# Synodontis multipunctatus



## F1 yellow (Aug 25, 2008)

Hello,

i have a few questions about the Synodontis multipunctatus
catfish,

i have a 40 gallon long tank i currently have 6 afra cobue
and 5 labidochromis caeruleus kakusa i was thinking of adding
a few Synodontis multipunctatus since the foot print is the same
as the 55 gallon tank,

in this tank i will just have 8 yellow labs and 8 afra cobue
will the synos do ok in this size tank?

how big do Synodontis multi grow?


----------



## hollyfish2000 (Aug 23, 2007)

Sixteen fish in a 40 seems like a lot of fish to me, but I'll let others weight in on that.

I do love my synodontis multipunctatus. I have a group of 4 in my 60 gallon. You should be able to have a small group in yours, but you might want to get petricola/lucippinis instead as they stay a bit smaller. I think multipunctatus gets about 5-6" and the others I mentioned top out at 4".


----------



## PsYcHoTiC_MaDmAn (Dec 26, 2005)

S. multipunctata will grow to a little over 6" (though I've seen claims of 8" S.multipunctata)

S. multipunctata

however S. petricola or S. lucipinnis may be better choices.

remember that synodontis in general are sociable fish, and do better in groups (except for a few sp) so really you'd want to get 5 or more. so the smaller sp would be better as it'd be a lower overall bio-load


----------



## PsYcHoTiC_MaDmAn (Dec 26, 2005)

hollyfish2000 said:


> Sixteen fish in a 40 seems like a lot of fish to me, but I'll let others weight in on that.
> 
> I do love my synodontis multipunctatus. I have a group of 4 in my 60 gallon. You should be able to have a small group in yours, but you might want to get petricola/lucippinis instead as they stay a bit smaller. I think multipunctatus gets about 5-6" and the others I mentioned top out at 4".


16 fish in a tank with the footprint of a 55g is a bit low IMO, I would increase the numbers of 10per sp, plus 4-6 synos (dependant on sp,)

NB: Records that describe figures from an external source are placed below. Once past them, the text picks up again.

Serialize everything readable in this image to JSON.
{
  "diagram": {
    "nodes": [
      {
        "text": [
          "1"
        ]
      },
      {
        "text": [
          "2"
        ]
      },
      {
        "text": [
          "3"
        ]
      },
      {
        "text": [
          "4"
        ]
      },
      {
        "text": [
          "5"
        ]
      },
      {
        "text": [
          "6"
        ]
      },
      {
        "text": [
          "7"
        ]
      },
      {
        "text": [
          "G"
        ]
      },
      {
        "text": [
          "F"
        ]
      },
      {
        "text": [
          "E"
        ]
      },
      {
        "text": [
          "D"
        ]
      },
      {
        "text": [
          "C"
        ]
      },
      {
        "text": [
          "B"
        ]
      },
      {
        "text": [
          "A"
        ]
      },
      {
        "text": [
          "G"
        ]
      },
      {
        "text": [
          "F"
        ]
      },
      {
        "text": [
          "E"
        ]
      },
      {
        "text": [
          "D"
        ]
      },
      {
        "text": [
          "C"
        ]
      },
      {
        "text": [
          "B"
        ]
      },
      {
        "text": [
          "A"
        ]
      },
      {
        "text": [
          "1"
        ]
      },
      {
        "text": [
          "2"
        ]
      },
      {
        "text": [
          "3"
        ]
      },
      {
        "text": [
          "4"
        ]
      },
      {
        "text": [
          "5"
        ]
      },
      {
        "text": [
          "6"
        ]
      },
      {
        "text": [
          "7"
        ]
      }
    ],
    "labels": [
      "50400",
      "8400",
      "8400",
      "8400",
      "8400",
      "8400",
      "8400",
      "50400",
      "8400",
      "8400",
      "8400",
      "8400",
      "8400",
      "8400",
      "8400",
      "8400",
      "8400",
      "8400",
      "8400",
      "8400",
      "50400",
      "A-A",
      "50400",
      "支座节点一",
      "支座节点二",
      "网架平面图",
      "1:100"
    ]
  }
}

however what should go without saying is it needs excellent filtration and regular LARGE water changes (50% weekly as a minimum)


----------



## F1 yellow (Aug 25, 2008)

What's up with the double post?

i'm kind of confuse because people say that s. multi
will grow from 4 to 5 anf few up to six and some
other people say they could grow up to 11"
i really like s. multipunctatus because of the big eye
and personality,

i will have to look into the s. petricola or luci
about the fish load some people had told me that
i could go up to 20 fish from 2 species.


----------



## PsYcHoTiC_MaDmAn (Dec 26, 2005)

I fixed the double post, merged the 2 threads into 1, and deleted the duplicate post.

if you look at my planet catfish link, you would see that they state a maximum size of 6.3" for S. multipunctata.

and the 20 fish thing would be me on the other forum. (nickname is the same there as well) but that applies to the cichlids, add the catfish on top of that


----------



## F1 yellow (Aug 25, 2008)

I didn't want to mention names/nicknames but if it's ok COOL,

about the 20 fish seems ok to me but i will just keep 8 from each
species, just to low the bioload, cynotilapia afra cobue and yellow
labs are the two species that i'm keeping,

like we had mention before the footprint of the 40 gallon tank is the same
as the 55 gallon standard tank and the Synodontis multi are bottom
dwellers and they won't have to worry about the high of the tank
That's my personal opinion,


----------